Horizontal and Vertical Integration
The way in which a media conglomerate is structured that can maximizes profits.
Vertical integration is when a conglomerate has ways to do all 4 of the following ways perfectly to maximize profits as they don't have to pay anyone to do it for them:
- Production- The making/manufacturing of the product
- Marketing- The advertisement of the product
- Distribution- The way in which the product is then shipped out and sold
- Consumption- The way the product can be used.
For a conglomerate to maximize profits for this is having their own factories for production, to have people who can make an advert without having to pay someone else to do it for them, having lorries and boats for the distribution so they can get the product to the customer themselves and to have their own devices for the product to be used for example if it was a game then a console that was supported by the game.
Horizontal integration is a process of a company increasing production of goods or services at the same part of the supply chain. A company may do this via internal expansion, acquisition or merger.
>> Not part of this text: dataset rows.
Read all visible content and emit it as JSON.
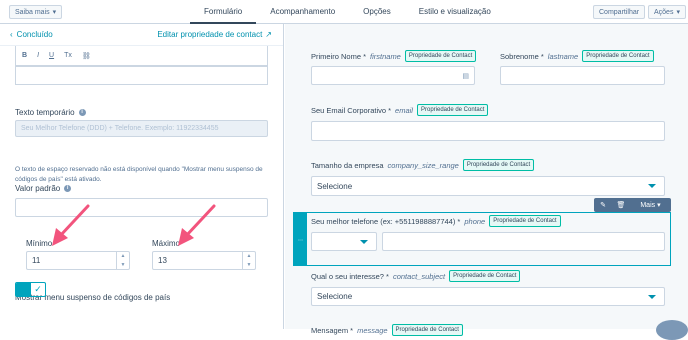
{
  "topbar": {
    "saiba_mais": "Saiba mais",
    "tabs": [
      "Formulário",
      "Acompanhamento",
      "Opções",
      "Estilo e visualização"
    ],
    "compartilhar": "Compartilhar",
    "acoes": "Ações"
  },
  "left": {
    "back": "Concluído",
    "edit_property": "Editar propriedade de contact",
    "rte": [
      "B",
      "I",
      "U",
      "Tx",
      "⛓"
    ],
    "placeholder_label": "Texto temporário",
    "placeholder_value": "Seu Melhor Telefone (DDD) + Telefone. Exemplo: 11922334455",
    "help": "O texto de espaço reservado não está disponível quando \"Mostrar menu suspenso de códigos de país\" está ativado.",
    "default_label": "Valor padrão",
    "min_label": "Mínimo",
    "min_value": "11",
    "max_label": "Máximo",
    "max_value": "13",
    "country_label": "Mostrar menu suspenso de códigos de país",
    "toggle_check": "✓"
  },
  "form": {
    "badge": "Propriedade de Contact",
    "first_name": {
      "label": "Primeiro Nome *",
      "internal": "firstname"
    },
    "last_name": {
      "label": "Sobrenome *",
      "internal": "lastname"
    },
    "email": {
      "label": "Seu Email Corporativo *",
      "internal": "email"
    },
    "company_size": {
      "label": "Tamanho da empresa",
      "internal": "company_size_range",
      "value": "Selecione"
    },
    "phone": {
      "label": "Seu melhor telefone (ex: +5511988887744) *",
      "internal": "phone"
    },
    "interest": {
      "label": "Qual o seu interesse? *",
      "internal": "contact_subject",
      "value": "Selecione"
    },
    "message": {
      "label": "Mensagem *",
      "internal": "message"
    },
    "float_mais": "Mais",
    "handle": "::::"
  },
  "colors": {
    "accent": "#00a4bd",
    "arrow": "#f2547d",
    "badge_border": "#00bda5"
  }
}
The process can lead to monopoly if a company captures the vast majority of the market for that product or service.
A Monopoly happens when a single company/conglomerate owns the whole of something with no competition in a single area leading to the company being able to set prices that cant be argued as there is no competition.
The different things that a company has to be in control of for horizontal integration to take place is:
- Online/social media
- Print media and advertisement
- TV and radio
- Merchandising
When a conglomerate uses all available subsidiaries to promote and distribute a product this is called Synergy, this is enabled by Cross-Media ownership.